Morfologi lembah sungai sendiri, lebih landai sehingga material longsoran


dengan kecepatan tinggi, menghantam semua wilayah disepanjang alur sungai.
Sepanjang alur perjalanannya, arus sungai dengan debit yang tinggi, sebagian
berubah alur mengikuti kemiringan-kemiringan perbukitan dan terjadi
pembelokan dibeberapa alur sungai. Landasan aliran bahan rombakan berupa
batuan berukururan boulder berdiameter lebih dari 64 milimeter, bercampur
dengan material berukuran pasir dan lumpur, serta batang kayu yang
menghancurkan pemukiman, jalan dan jembata.
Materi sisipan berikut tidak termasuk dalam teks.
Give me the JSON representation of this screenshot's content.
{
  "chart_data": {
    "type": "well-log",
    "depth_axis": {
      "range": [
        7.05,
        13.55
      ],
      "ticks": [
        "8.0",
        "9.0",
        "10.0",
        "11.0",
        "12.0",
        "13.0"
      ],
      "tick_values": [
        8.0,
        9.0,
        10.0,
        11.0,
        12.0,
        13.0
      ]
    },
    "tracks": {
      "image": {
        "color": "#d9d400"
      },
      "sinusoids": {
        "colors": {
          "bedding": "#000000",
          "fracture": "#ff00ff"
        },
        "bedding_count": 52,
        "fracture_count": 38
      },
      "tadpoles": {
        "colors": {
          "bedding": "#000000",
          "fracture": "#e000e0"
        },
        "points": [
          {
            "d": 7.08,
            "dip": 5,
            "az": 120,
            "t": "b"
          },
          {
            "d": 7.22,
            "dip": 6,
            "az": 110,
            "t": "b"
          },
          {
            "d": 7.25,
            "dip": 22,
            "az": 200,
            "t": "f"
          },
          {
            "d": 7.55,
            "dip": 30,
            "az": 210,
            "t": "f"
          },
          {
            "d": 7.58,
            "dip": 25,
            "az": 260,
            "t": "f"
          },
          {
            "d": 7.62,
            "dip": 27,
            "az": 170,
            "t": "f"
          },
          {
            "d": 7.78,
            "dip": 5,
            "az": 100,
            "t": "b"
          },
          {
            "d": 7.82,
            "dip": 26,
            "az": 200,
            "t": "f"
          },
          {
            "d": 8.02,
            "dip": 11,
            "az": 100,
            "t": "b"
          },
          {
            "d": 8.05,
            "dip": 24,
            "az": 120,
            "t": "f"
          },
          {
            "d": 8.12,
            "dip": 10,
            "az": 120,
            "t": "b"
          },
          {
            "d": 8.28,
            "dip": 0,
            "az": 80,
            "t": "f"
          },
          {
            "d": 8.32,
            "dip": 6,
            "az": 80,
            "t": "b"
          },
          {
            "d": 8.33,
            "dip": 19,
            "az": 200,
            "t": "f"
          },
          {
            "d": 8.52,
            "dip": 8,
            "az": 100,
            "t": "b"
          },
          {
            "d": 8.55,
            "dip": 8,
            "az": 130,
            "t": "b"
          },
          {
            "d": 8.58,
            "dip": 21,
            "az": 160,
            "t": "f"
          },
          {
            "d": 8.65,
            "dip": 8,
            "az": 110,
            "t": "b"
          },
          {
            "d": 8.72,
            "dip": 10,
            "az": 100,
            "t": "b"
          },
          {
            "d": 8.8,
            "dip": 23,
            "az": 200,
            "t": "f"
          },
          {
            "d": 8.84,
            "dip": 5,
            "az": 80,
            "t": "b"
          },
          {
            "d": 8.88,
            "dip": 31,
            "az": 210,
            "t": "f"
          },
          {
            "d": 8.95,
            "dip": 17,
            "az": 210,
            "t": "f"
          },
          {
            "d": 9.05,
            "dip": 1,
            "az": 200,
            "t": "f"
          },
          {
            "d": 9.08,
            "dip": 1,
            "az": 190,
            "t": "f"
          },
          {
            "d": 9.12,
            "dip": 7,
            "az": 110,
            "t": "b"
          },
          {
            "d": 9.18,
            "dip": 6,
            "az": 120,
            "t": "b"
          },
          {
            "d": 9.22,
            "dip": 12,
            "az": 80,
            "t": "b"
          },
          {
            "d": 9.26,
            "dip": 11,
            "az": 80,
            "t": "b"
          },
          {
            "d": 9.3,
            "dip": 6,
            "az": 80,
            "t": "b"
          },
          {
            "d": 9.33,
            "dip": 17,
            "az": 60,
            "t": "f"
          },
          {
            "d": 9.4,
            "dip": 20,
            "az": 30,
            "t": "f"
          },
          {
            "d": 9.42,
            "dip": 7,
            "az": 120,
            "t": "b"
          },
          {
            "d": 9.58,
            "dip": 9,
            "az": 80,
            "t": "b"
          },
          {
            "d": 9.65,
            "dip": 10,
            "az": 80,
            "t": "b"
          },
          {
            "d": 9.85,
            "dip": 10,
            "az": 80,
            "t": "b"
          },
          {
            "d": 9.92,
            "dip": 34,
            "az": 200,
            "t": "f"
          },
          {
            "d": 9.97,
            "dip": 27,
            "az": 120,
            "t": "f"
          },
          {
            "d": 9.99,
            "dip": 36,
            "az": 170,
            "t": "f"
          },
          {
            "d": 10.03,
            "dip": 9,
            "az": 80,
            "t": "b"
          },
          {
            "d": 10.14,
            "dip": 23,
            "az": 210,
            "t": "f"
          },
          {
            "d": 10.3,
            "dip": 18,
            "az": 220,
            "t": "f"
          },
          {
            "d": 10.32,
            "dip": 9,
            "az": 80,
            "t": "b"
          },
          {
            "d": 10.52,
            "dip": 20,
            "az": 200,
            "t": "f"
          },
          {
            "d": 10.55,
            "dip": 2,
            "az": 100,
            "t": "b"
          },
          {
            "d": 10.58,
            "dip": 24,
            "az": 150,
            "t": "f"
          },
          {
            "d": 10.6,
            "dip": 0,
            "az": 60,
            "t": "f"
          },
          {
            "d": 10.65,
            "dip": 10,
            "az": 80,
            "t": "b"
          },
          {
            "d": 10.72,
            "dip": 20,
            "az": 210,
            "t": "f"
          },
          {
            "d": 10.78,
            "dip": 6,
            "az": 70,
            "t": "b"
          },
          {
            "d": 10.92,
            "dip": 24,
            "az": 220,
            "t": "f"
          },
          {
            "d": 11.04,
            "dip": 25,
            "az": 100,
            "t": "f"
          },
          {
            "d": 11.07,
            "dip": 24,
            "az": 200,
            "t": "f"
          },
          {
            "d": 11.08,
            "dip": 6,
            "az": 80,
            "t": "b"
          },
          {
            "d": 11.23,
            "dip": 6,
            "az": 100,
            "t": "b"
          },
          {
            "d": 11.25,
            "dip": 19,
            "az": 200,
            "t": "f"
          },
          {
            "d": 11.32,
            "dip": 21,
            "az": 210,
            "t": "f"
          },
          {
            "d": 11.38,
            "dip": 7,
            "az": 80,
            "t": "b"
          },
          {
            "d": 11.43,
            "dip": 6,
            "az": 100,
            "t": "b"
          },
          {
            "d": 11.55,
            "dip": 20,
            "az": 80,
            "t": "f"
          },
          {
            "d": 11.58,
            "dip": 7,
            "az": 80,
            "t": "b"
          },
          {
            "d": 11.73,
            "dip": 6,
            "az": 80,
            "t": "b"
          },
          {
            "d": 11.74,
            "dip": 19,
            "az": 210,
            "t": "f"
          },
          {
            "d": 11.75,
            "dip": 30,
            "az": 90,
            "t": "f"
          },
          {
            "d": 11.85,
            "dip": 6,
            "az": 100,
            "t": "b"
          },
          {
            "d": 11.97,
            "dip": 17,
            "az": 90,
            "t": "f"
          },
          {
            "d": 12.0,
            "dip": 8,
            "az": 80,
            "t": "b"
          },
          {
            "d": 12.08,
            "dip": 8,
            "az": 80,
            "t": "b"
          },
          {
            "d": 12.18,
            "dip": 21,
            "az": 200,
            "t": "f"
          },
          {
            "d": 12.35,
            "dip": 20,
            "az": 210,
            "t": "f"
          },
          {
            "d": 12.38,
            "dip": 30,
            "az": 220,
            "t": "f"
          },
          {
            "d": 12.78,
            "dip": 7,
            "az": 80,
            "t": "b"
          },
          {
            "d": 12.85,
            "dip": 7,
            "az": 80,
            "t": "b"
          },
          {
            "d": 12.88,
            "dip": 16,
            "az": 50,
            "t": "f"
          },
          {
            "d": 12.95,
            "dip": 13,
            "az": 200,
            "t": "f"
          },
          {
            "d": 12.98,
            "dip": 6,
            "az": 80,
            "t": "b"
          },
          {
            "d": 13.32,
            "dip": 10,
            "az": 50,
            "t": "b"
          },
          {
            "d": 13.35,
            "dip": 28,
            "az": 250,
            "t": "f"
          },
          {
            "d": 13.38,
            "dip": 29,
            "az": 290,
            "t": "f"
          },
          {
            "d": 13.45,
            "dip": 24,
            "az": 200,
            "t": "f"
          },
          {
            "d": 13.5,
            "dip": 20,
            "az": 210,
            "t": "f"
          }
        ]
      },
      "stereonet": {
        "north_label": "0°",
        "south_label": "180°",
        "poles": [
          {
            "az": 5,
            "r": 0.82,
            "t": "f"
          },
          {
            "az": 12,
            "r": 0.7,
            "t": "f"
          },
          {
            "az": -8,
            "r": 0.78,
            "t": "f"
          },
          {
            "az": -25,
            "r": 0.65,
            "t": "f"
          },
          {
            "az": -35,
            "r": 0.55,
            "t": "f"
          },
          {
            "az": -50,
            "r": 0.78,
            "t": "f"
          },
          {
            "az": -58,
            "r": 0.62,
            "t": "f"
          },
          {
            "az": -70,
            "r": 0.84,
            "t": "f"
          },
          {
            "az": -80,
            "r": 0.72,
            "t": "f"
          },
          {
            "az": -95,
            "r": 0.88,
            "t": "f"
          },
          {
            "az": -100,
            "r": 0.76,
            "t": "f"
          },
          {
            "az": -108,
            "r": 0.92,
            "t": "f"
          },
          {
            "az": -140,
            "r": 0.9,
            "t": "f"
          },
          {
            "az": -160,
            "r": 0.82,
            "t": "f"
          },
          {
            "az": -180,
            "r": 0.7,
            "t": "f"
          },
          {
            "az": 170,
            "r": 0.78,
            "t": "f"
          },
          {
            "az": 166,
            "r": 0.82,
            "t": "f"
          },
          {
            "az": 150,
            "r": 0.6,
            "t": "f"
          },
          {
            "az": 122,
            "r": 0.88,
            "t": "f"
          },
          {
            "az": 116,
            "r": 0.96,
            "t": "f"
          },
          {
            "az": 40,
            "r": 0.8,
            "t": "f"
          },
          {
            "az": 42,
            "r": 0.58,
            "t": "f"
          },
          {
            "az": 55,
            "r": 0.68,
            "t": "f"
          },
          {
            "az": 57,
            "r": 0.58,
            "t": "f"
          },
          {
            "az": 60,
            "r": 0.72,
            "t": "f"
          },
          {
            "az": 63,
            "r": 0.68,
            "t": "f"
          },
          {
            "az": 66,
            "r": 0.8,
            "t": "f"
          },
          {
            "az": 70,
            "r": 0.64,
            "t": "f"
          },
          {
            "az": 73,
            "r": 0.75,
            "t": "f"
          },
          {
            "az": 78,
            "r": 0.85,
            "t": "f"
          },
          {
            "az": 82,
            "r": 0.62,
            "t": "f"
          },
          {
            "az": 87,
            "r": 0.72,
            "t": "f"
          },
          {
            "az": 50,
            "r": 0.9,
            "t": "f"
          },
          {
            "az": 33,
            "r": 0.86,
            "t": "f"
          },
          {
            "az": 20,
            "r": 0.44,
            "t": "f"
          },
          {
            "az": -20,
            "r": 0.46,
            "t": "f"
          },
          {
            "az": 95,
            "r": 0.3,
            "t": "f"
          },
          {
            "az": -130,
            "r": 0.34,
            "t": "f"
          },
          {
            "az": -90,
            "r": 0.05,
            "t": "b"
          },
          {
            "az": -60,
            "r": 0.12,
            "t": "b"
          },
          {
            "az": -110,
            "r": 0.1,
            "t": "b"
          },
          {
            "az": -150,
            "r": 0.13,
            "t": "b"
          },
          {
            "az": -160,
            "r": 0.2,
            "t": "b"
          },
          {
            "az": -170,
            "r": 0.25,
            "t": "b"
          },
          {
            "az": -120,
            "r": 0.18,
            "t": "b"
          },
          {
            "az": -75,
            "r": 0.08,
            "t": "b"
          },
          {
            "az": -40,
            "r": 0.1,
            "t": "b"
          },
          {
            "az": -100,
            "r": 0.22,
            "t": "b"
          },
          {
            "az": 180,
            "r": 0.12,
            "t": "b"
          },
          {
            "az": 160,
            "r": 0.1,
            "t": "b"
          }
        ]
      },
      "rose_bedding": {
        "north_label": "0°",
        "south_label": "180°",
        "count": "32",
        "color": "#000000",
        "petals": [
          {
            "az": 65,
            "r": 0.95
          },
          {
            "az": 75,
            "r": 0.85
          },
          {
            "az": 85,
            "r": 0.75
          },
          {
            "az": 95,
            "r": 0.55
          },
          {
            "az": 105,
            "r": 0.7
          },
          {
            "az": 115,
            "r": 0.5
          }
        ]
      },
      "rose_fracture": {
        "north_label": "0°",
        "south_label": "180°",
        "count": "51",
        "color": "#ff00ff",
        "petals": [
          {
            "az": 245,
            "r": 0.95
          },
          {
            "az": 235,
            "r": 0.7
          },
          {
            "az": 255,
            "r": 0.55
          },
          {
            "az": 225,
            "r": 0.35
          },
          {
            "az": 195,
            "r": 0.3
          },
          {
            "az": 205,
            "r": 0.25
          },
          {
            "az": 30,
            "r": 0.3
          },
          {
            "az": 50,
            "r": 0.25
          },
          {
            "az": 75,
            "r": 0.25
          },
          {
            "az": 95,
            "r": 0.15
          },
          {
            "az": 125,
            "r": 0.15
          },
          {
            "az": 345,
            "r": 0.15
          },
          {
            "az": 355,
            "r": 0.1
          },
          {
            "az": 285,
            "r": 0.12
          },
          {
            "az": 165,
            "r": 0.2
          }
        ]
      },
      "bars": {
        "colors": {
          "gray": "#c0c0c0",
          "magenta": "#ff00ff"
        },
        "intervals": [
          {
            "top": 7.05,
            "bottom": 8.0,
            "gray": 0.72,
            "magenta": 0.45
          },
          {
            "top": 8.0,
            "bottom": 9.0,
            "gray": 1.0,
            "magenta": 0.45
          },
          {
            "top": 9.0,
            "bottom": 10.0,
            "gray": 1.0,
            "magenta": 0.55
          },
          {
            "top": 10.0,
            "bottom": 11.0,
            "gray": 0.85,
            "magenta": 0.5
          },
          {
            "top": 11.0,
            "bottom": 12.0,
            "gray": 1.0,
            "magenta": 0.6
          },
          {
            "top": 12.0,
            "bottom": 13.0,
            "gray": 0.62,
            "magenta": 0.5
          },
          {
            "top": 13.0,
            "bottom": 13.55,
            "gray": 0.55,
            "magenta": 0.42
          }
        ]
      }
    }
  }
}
Jenis batuannya didominasi jenis
batuan metamorf (malihan) berjenis Sekis Mika, Gneiss, serta batuan sediman
alluvial.

Pada bagian dolo selatan, gerusan arus banjir bandang mengakibatkan


longsoran sepanjang tebing sungai alur lembah sungai serta terjadi pembelokan
beberapa alur sungai. Adanya pembelokan alur sungai itu, terjadi limpasan
(overflow) debit air tinggi bercampur pasir dan lumpur, serta batang pohon saat
melewati alur sungai di jembatan banyaknya lahan permukiman yang rusak di
dekat limpsan banjir bandang.
Gambar ; Banjir bandang di daerah dolo selatan, kab. Sigi

4. Pengaruh Banjir terhadap Lingkungan


 Pada daerah palu barat akibat dari banjir terhadap lingkungan
rusaknya lahan di pegunungan bagian desa kalora sehingga lahan
menjadi botak dan menimbulkan banjir lagi. Dan material-material
sedimen yang terbawa banjir tertimbun dijalan raya sehingga jalan
raya menjadi sulit dilalui.
 Pada daerah dolo barat dan selatan akibat banjir terhadap
lingkungan jalan rraya tidak bisa dilalui kendaraan dan banyaknya
lahan kebun perkebunan yang rusak sehingga botak dan bisa saja
akan menimbulkan longsor dan banjir.